Provincetown is, of course, part of New England, a region of hard-knobbed hills and low mountains rising up from a cold ocean amenable only to crustaceans, squid, and some of the hardier, less glamorous finned fish: cods and blues, flounder and bass; fish that tend toward practical shapes, the torpedo or the platter; fish with powerful jaws and blunt, businesslike heads and sleek strong bodies of gunmetal, pewter, or muddy brown. The soil around there produces almost nothing delicate--no fragile or thin-skinned fruits, no tentative greens that would expire in a cold snap, hardly anything that can reasonably be eaten raw. Cranberries and pumpkins do well; bivalves flourish in the chill waters. It is most agreeable to that which has developed thick rinds or shells. If New England has been, from its inception, home to preternaturally determined human settlers, to those who equate hardship with virtue, its Puritan and Calvinist roots are apparent in its diet, which runs not only, of necessity, to that which must have the toughness boiled out of it before it can be served but which tends to eschew, by choice, any spices more flamboyant than salt and pepper. When a friend of mine moved from New Orleans to Boston, she said one night in exasperation, after another bland and sensible meal, "You notice they didn't call it New France. You notice they didn't call it New Italy."

8 comments:

Anonymous said...

Thanks Christine, that was a great paragraph! Never thought of New England cuisine (and aquatic life) that way before, :).

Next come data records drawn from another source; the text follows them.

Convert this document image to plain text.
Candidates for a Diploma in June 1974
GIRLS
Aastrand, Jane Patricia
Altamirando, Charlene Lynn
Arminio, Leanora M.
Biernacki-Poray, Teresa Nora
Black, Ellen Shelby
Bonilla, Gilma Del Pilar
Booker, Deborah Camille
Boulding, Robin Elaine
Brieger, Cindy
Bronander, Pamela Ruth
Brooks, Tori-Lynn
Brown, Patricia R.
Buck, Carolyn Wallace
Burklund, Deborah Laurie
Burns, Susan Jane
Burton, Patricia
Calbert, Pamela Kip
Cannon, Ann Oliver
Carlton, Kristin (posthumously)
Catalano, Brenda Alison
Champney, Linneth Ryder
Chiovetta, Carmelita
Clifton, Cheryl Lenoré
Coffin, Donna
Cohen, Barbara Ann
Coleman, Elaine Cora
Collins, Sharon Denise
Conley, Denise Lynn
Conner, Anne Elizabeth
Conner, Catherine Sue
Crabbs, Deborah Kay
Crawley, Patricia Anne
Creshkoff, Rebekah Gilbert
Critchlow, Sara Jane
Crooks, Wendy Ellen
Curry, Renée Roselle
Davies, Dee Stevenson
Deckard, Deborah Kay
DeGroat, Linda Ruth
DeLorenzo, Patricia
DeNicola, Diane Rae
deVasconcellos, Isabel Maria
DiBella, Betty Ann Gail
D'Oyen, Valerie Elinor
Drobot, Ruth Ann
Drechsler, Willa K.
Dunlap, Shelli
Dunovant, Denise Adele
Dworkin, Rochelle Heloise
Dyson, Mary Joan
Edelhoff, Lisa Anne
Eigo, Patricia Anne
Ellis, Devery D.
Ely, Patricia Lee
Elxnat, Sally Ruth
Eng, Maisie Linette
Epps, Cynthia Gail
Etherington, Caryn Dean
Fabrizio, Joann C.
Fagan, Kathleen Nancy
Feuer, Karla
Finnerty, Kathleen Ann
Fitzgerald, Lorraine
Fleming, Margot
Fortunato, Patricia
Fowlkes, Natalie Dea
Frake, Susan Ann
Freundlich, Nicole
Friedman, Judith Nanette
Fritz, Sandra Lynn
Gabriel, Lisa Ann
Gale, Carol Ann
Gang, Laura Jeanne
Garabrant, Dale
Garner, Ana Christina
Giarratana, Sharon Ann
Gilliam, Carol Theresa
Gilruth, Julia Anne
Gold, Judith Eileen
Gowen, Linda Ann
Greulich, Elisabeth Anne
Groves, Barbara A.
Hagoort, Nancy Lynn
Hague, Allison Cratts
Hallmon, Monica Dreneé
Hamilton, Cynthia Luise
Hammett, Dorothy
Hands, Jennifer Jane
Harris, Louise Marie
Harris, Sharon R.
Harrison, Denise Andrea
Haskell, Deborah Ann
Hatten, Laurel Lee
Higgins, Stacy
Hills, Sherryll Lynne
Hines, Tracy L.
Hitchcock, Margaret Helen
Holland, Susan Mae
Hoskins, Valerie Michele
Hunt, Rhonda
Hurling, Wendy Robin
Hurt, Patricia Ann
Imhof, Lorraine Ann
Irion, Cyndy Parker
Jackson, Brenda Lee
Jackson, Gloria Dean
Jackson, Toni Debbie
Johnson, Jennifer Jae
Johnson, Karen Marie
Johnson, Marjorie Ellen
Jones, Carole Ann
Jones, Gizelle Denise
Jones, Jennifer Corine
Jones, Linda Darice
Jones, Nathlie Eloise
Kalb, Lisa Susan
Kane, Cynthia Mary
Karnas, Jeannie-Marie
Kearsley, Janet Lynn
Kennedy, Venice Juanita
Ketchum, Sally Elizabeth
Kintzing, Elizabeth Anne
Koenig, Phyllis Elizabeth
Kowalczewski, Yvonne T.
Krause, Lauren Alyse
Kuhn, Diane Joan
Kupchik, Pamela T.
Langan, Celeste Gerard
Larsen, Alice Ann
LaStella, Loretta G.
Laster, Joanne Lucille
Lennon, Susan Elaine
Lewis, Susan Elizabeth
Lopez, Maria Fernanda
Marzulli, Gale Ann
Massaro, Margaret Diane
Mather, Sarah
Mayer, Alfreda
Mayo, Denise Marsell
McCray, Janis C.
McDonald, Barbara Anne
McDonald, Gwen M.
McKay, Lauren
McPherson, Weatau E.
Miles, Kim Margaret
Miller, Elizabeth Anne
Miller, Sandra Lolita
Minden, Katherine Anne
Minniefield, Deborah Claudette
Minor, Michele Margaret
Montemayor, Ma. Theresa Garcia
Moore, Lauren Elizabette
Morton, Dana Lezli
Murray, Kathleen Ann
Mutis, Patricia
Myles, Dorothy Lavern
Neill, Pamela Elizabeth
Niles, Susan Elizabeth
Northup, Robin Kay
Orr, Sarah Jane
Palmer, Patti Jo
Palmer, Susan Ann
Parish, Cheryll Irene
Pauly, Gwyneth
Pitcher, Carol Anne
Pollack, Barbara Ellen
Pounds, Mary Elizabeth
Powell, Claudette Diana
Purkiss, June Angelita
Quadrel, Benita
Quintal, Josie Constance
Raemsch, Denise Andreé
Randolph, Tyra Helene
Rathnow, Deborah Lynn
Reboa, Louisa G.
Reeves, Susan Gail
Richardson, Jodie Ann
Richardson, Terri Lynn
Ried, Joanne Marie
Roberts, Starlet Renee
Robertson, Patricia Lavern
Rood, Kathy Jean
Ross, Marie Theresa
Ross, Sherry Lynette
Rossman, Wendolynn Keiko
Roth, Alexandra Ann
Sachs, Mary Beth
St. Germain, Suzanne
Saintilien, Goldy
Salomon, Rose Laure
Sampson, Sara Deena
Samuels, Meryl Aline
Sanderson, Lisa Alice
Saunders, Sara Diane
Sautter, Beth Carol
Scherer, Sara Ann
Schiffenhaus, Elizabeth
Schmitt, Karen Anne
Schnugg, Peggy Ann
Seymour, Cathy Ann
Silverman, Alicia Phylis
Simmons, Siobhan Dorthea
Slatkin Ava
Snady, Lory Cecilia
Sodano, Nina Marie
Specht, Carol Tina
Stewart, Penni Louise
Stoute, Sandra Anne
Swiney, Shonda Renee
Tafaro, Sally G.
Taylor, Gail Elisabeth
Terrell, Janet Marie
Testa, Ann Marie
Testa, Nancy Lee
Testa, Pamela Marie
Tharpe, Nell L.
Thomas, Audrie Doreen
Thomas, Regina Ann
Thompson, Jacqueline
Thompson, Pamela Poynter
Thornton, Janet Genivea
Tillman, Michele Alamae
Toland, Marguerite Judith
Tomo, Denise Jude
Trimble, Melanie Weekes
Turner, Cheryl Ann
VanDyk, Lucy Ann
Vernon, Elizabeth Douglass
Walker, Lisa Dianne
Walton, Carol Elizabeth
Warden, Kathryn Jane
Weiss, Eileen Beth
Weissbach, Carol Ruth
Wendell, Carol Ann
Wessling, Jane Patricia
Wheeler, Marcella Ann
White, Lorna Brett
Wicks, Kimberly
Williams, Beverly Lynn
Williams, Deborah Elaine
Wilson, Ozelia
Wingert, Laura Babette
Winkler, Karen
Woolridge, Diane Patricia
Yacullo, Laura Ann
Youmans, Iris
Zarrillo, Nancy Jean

~Lisa (still making my way through Sunnyside--it's really good in a way that's difficult for me to describe, yet it's taking me forever).

Sophia said...

how funny that you picked that passage! I told someone about it the day after I read it. After I read "Shipping News" I had an intense curiosity to see what "cod cheeks" were...I think that book is set in Newfoundland...

Don said...

I HATE the fact that he never actually mentioned what happens at the meal itself. :)

DRD said...

Wow, Don.

Christine said...

Oh, you are all so. . .YOU! Thank you for blogging with me on my blog. It's so nice to blog together like this. On my blog.

Don said...

Blog blog blog. Blog.

insomniac said...

Should I jump to the defense of my native cuisine?

Christine said...

You tell 'em, Insomniac! Tea and a proper pudding for all!